10 Crazy Facts About The NBA
Founded June 6, 1946, the National Basketball Association has seen a lot in its 70-year history. As fans, we’re always hungry for NBA knowledge. Plenty of super fans may have every year’s champion memorized from past to president and are encyclopedias of their respected team. Ranging from lockouts, to players fighting fans to a 100 point game from a single player, the amount of stuff that has happened over the course of the league could even make the limitless Internet reach its end. We hand-picked 10 lesser known facts that we found the most interesting below.
- When CBS took over coverage of the NBA beginning in 1973, they didn’t finalize who would broadcast the games until the week before the season started. The choice turned out to be football announcer Pat Summerall.
- Only twice in the NBA’s 70-year history have games been played on Christmas Eve: in 1960 and 1967. Both games were nationally televised, with the first featuring the Celtics and Hawks and the latter featuring the Warriors and Sonics.
- The 1977-78 NBA scoring title was settled in crazy fashion on the last day of the regular season as Denver’s David Thompson scored 73 points to seemingly lock things up. However, George Gervin scored 63 that night to capture the crown.
- Only one season in the NBA’s seven decades hasn’t begun before New Year’s Day. That was in 1999, when the start of the season was delayed by a labor lockout. Action would finally get underway on February 5, with each team playing an abbreviated 50 game schedule.
- On March 19, 1969, a coin flip took place to decide which team would select first in the NBA Draft. The Phoenix Suns chose heads, but tails came up, which meant that Kareem Abdul-Jabbar, then known as Lew Alcindor, would begin his career with the Milwaukee Bucks.
- In all 10 of the NBA Finals that were played during the 1980’s, either the Los Angeles Lakers or Boston Celtics were a participant. On three occasions, in 1984, 1985 and 1987, the two teams faced each other, with the Lakers winning the latter two battles.

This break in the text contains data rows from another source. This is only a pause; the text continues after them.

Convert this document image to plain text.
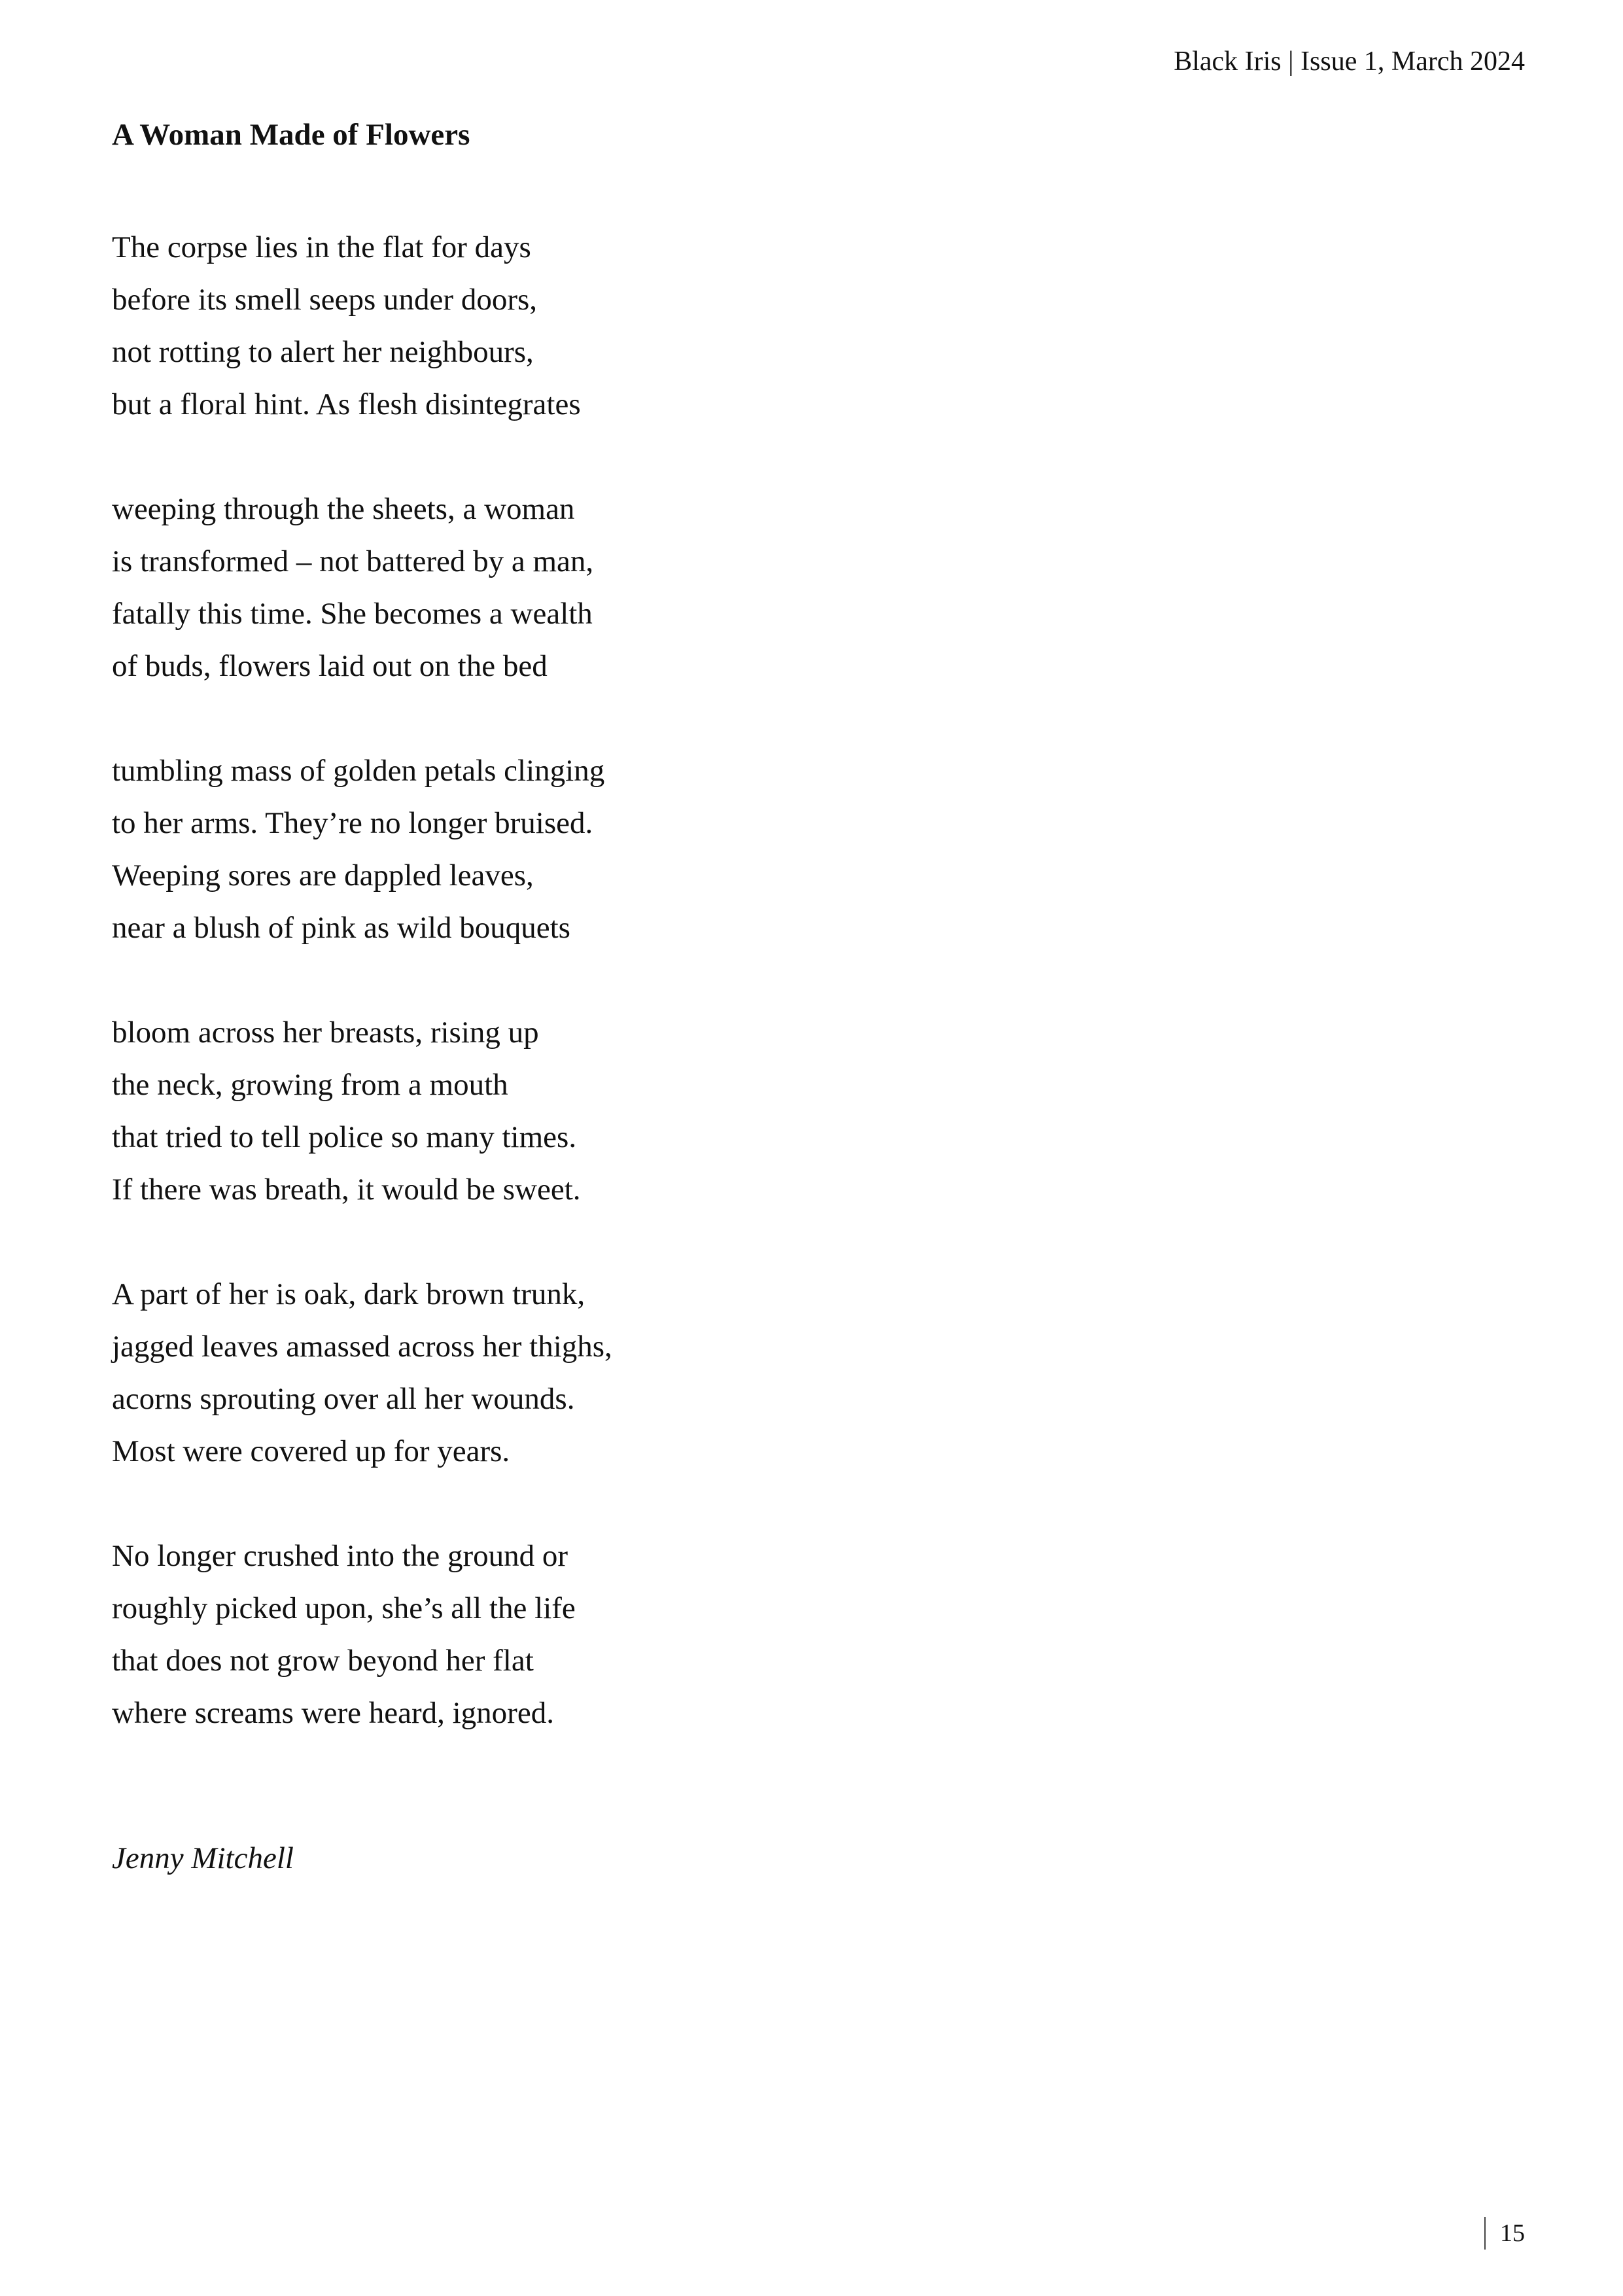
Black Iris | Issue 1, March 2024
A Woman Made of Flowers
The corpse lies in the flat for days
before its smell seeps under doors,
not rotting to alert her neighbours,
but a floral hint. As flesh disintegrates
weeping through the sheets, a woman
is transformed – not battered by a man,
fatally this time. She becomes a wealth
of buds, flowers laid out on the bed
tumbling mass of golden petals clinging
to her arms. They’re no longer bruised.
Weeping sores are dappled leaves,
near a blush of pink as wild bouquets
bloom across her breasts, rising up
the neck, growing from a mouth
that tried to tell police so many times.
If there was breath, it would be sweet.
A part of her is oak, dark brown trunk,
jagged leaves amassed across her thighs,
acorns sprouting over all her wounds.
Most were covered up for years.
No longer crushed into the ground or
roughly picked upon, she’s all the life
that does not grow beyond her flat
where screams were heard, ignored.
Jenny Mitchell
15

- Doubleheaders are more common in baseball, but throughout the 1960’s and before, the NBA routinely had teams play two games on one night, with one game featuring two teams playing on a neutral court.
- For the 1970-71 season, the NBA designed a schedule for the three expansion teams that would maximize their success while allowing them to ease into the league. Each of the teams: Portland Trail Blazers, Cleveland Cavaliers and Buffalo Braves (who are now the Los Angeles Clippers) played each other 12 times. That accounted for nearly 30 percent of their games.
- In November 1969, the New York Knicks were able to extend their winning streak to 18 games with a miracle comeback over the Cincinnati Royals. Trailing 105-100 with 27 seconds left, they converted a pair of free throws. Two consecutive steals then led to four points that won the game.
- During the 1961-62 season, Wilt Chamberlain’s scoring was off the charts, averaging 50.4 points over 80 games. However, his average minutes per game were actually more than the 48 minutes teams play. The reason for this oddity was that his team, the then-Philadelphia Warriors, played a total of nine overtime periods.